Yale Seniors break boundaries of theater with original immersive play ‘Pandemonium’
As a joint theater studies thesis project, three Yale seniors introduce an interactive play for a small audience, inspired by childhood classic ‘Peter Pan.’
This weekend, three Yale seniors will present an original interactive play titled “Pandemonium” as their joint theater studies project.
Inspired by J.M. Barrie’s “Peter Pan,” “Pandemonium” takes a modern twist on the childhood classic, seeking to “decolonize” Neverland and explore the topics of joy, wonder, anti-racism, bravery and healing — specifically tackling the experience of returning to childhood as a means of coping with trauma. Students Noelle Mercer ’22, Ale Campillo ’22 and Cassandra Hsiao ’22 produced the play for their theater studies thesis. The performances will run on Oct. 14 at 5 p.m. and Oct. 16 at 2 p.m. and 5 p.m. at the Theater and Performance Studies Black Box.
“We sought to bring a new form of the production to the original,” Hsiao said. “We are all aware of the racial imagery and the depiction of the native tribes in the book, so one aim of our show was to decolonize Neverland. But on a larger scale, it is also a play about Peter Pan in relation to the current times and us being in college during them.”
The creators originally proposed to write a production thesis, which is an opportunity for seniors majoring in theater and performance studies to write and stage a theatrical piece in lieu of year-long research. They began the project in Jan. 2020 and planned to stage it during the fall of 2020, but the pandemic forced their plans to change. Mercer and Campillo took a gap year and Hsiao took a gap semester, during which they worked on the play’s draft over Zoom with the hope that upon returning to campus, they would be able to produce it in-person without COVID-19 restrictions.
Over the summer, however, the team made a decision to rethink its show not only logistically — to abide by University health regulations for the fall — but also thematically, grappling with an “existential” question of theater’s importance in the current “world in crisis,” according to Mercer.
“By the time July came around, we felt that our original script just didn’t answer that question of ‘why theater, why our play and why now?’” Mercer said. “I don’t think that we could put up a piece of theater without acknowledging what’s happening right now and trying to find ways to self-soothe ourselves within that reality. The world feels like there’s just absolute pandemonium going on: it doesn’t feel real.”

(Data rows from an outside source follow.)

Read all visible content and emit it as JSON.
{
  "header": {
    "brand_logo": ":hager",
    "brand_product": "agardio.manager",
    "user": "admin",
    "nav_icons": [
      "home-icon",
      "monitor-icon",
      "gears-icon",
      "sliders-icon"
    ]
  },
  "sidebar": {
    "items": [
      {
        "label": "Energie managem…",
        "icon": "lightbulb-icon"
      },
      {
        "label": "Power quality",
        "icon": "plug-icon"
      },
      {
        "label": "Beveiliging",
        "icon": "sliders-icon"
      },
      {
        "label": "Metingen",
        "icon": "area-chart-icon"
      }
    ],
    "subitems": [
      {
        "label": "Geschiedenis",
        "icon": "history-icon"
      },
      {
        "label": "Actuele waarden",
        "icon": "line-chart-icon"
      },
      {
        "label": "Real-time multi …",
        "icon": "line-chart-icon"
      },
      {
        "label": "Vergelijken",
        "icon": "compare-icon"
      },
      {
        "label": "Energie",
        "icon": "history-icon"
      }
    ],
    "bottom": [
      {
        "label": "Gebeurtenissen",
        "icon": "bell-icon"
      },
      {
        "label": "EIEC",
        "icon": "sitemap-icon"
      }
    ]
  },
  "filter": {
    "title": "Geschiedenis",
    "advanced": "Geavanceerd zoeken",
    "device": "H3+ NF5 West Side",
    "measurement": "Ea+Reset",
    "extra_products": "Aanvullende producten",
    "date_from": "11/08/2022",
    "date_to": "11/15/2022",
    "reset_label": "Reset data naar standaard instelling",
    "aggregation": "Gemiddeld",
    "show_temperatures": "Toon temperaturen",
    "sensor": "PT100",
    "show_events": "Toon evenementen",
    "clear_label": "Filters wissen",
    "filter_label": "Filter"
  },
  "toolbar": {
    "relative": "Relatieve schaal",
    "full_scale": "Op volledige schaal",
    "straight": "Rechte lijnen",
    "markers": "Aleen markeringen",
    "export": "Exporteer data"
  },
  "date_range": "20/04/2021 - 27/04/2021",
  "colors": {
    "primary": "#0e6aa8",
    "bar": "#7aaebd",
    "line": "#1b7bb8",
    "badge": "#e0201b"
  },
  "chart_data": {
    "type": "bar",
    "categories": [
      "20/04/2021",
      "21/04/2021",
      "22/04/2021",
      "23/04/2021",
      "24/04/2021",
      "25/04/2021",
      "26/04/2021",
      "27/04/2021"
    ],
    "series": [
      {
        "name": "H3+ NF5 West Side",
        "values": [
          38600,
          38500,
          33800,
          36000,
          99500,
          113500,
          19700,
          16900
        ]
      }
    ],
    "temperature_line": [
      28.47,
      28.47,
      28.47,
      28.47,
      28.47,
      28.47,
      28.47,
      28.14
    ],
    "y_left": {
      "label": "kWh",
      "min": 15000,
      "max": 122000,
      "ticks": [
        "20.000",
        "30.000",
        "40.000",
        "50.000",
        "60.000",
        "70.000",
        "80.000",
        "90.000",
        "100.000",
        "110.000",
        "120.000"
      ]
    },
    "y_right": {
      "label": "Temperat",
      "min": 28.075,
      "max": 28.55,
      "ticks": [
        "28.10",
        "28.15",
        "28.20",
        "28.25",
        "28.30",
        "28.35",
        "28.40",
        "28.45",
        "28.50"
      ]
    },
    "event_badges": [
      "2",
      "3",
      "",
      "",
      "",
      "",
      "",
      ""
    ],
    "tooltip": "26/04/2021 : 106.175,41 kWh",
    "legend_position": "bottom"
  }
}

With a new script, the team aimed to blur the line between performance, performer and spectator, which resulted in an interactive, metatheatrical play. The play’s name – “Pandemonium” – remained unchanged, as it was inspired by “Peter Pan” from the very beginning. Yet the pandemic added an additional layer of allusion to the world’s current crises.
While all three seniors have different theater-related backgrounds and interests, they collaborated on virtually all aspects of theater-making and all stages of production, including writing, acting and directing and set, sound and light design. According to Campillo, having only three actors on stage — all of whom are also the play’s writers and directors — promoted a “strong collaborative environment” and made it easier to follow the health guidelines while stirring up their creativity.
For example, the team decided to thematically incorporate mandatory masking into its plotline and add an immersive experience component to its play. Because movement and audience interactions are important parts of the production, the audience is limited to 18 people.
“We’re interested in breaking away from the traditional type of production where action only happens on stage,” Hsiao said. “After such a long time of being in isolation, people long for connection, and connecting with the audience members is especially important to us.”
As a result of this creative collaboration, Mercer, Campillo and Hsiao staged an immersive meta-play for a small audience.
“This show is camp,” Campillo said. “This show is a gag. This show is an absolute mess, but then again, that’s what life is, and we’re just trying to capture all the joyous and hectic things that make life life.”
The Theater and Performance Studies Black Box is located at 53 Wall St. Tickets for the play must be reserved online via Eventbrite.